Doch seine eigentlich wichtigste Phase diskutieren die Protagonisten von "Telegraph Avenue" gegen Ende des Buches, wenn sie sich streiten, in welches der Nischengenres der frühen Siebzigerjahre Byrds Album "Street Lady" gehört. Da hatte er sich schon mit dem Produzententeam Larry und Fonce Mizell zusammengetan. Die brachten ihn dann zwar in die Top 10 der R'n'B-Charts. Allerdings nahm ihm die Jazzgemeinde Radiohits wie "Wind Parade" und "Change (Makes You Wanna Hustle)" nachhaltig übel.
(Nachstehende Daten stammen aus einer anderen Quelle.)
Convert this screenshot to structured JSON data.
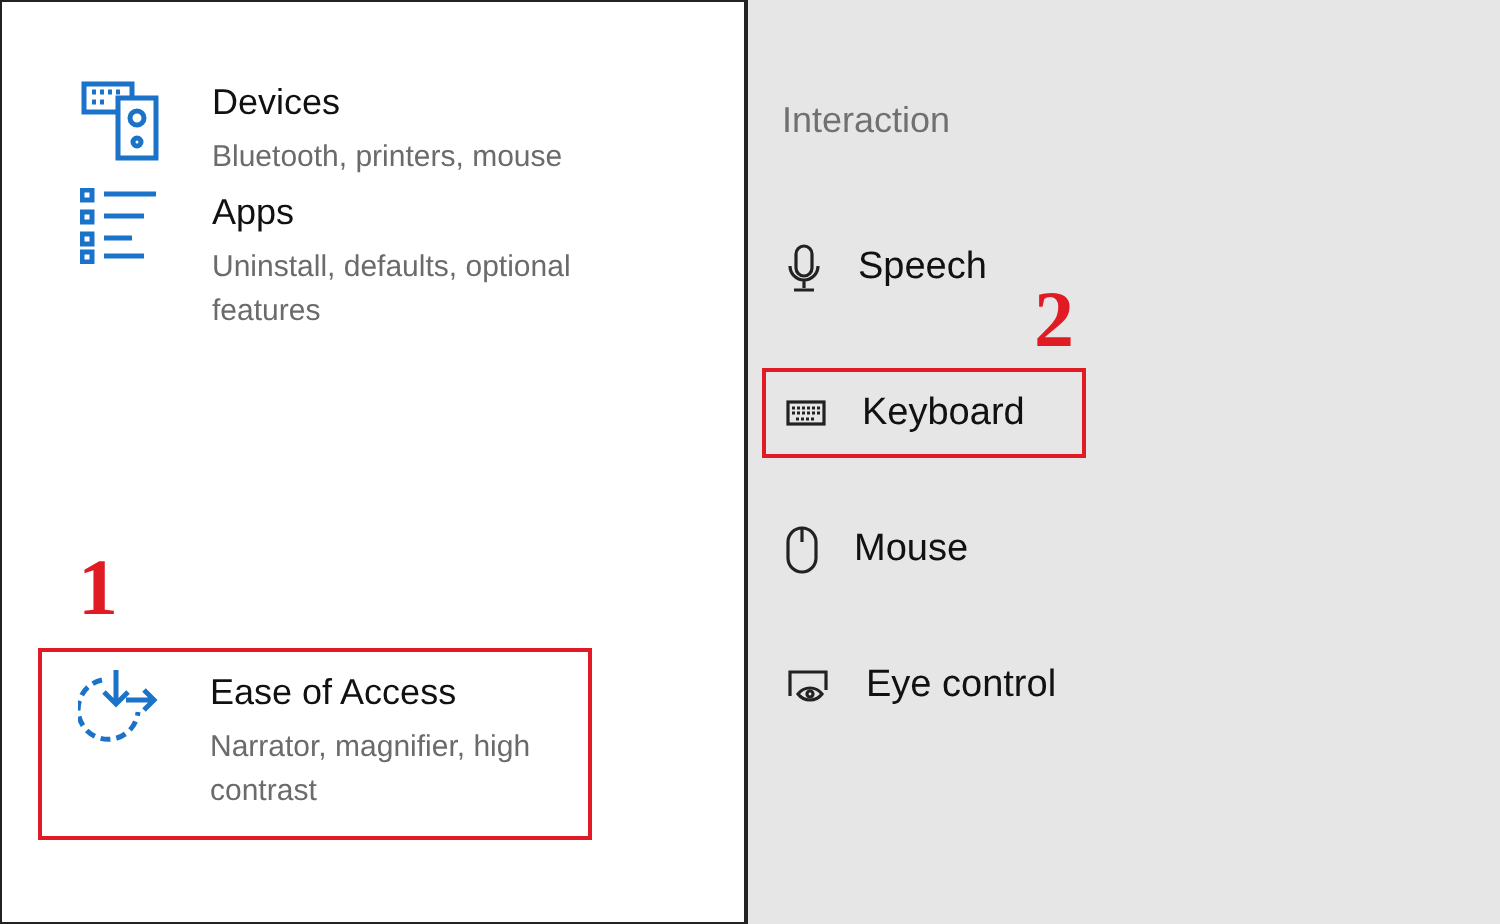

Dabei war es gerader seine Fusionszeit, mit der er eine wirklich eigene Sprache gefunden hatte. Seine Grooves waren das rhythmische Äquivalent zu Ohrwürmern - leichtfüßig treibende Arrangements, die einen beim Zuhören noch heute in ungewollte Wippbewegungen versetzen. Weil Byrds Musik die selbstbewusste Lässigkeit des schwarzen Amerika, die der Aufbruchstimmung der turbulenten Sechzigerjahre folgte, auf den Punkt brachte, entdeckte sie auch bald der Hip-Hop. Rapstars wie Ice Cube, J Dilla und Nas stellten Byrds Grooves in einen neuen Kontext - Byrds Musik ist da immer ein Funken Hoffnung. Auf ebenjene Bürgerlichkeit, die die Hipster so verachten.

Am vergangenen Donnerstag bestätigte Donald Byrds Neffe Alex Bugnon seinen Tod. Er wurde 80 Jahre alt.